Os estudos realizados pela Confederação indicam que
a implementação da medida terá um impacto orçamentário estimado
em R$ 10,5 bilhões, anualmente, no caixa das prefeituras e de R$
157,5 milhões nos municípios potiguares.
Outra preocupação está no reajuste do piso do magistério
determinado pelo Governo Federal. Esse representa um importante aumento no
gasto com pessoal devido a quantidade de profissionais que têm direito e a soma
dos dois últimos reajustes, sendo 33,24% em 2022 e 14,95%, que no RN somam,
respectivamente, R$ 480.417.595 e R$ 222.618.183.
A folha do magistério
correspondente entre 23% a 25% da folha do
funcionalismo, o que indica que qualquer
reajuste salarial nesta área gera impacto significativo.

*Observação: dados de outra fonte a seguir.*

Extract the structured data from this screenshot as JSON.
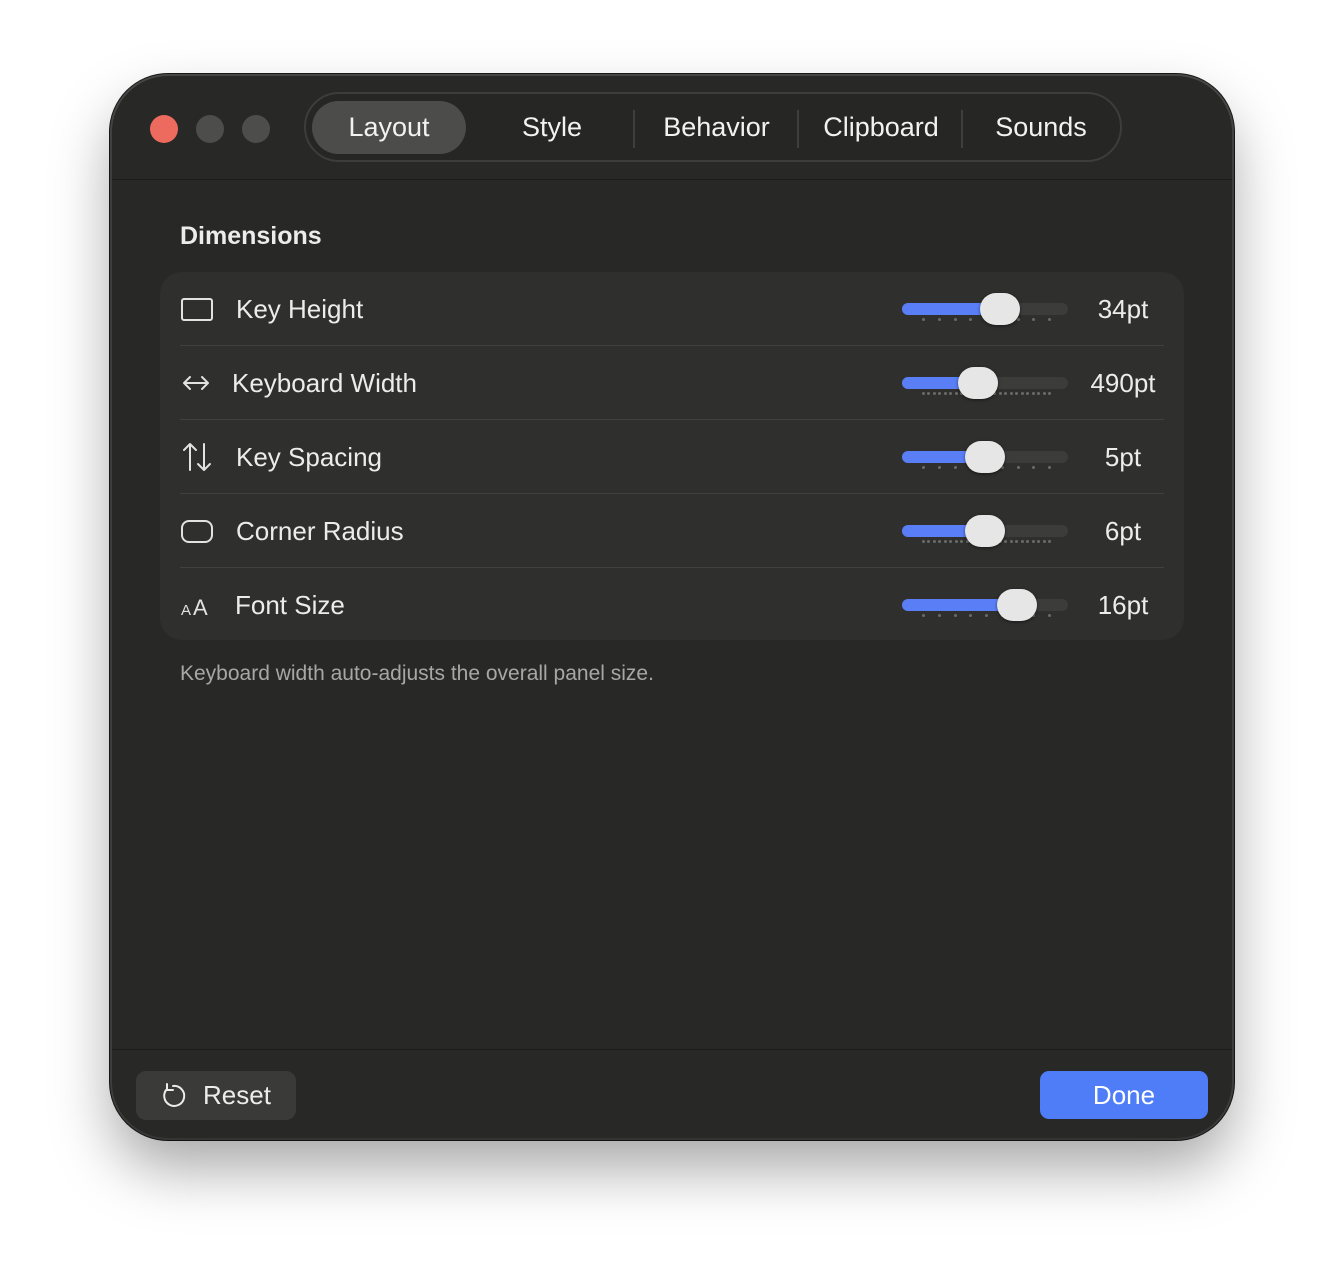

É importante destacar que justamente alegando falta
de recursos, apenas 50 municípios do RN concederam o reajuste do
magistério em 2022 e 49 em 2023. Apenas 27 conseguiram pagar os dois, segundo o
estudo.
Ainda na educação há mais um desafio para os gestores:
o STF julgou, em decisão de repercussão geral e efeito vinculante, pela
obrigatoriedade do poder público de garantir vagas em creches e pré-escolas
para crianças de 0 a 5 anos, conforme o Plano Nacional de Educação (PNE),
criado pela Lei 13.005/2014.
O Plano prevê universalizar, até 2016, a educação
infantil na pré-escola para as crianças de 4 a 5 anos e ampliar a oferta de
educação infantil em creches de forma a atender, no mínimo, 50% das crianças de
até 3 anos até o final da vigência do PNE, em 2024. Contudo, o impacto para as
prefeituras, segundo a CNM, é de R$ 111 milhões/ano no país e de R$ 1,8 bilhão
no RN.
Paralisação
Na expectativa para os repasses das duas parcelas
restantes do Fundo de Participação dos Municípios (FPM), o presidente da Federação
dos Municípios do Estado (Femurn), Luciano Santos, destacou que no próximo dia
30 de agosto as prefeituras potiguares e de outros estados farão uma
mobilização. Na primeira parcela do mês, houve queda de mais de 20% nos
recursos, em comparação com o mesmo período do ano passado, o que compromete as
finanças municipais e pode colocar em risco o pagamento de funcionários e os
serviços à população.
Luciano já havia declarado em ocasiões anteriores
que muitos municípios estão passando dos limites impostos pela Lei de
Responsabilidade Fiscal (LRF), que alguns não tinham recursos para reajustar os
pisos, mesmo que outros conseguiriam pagar por disporem de receitas maiores.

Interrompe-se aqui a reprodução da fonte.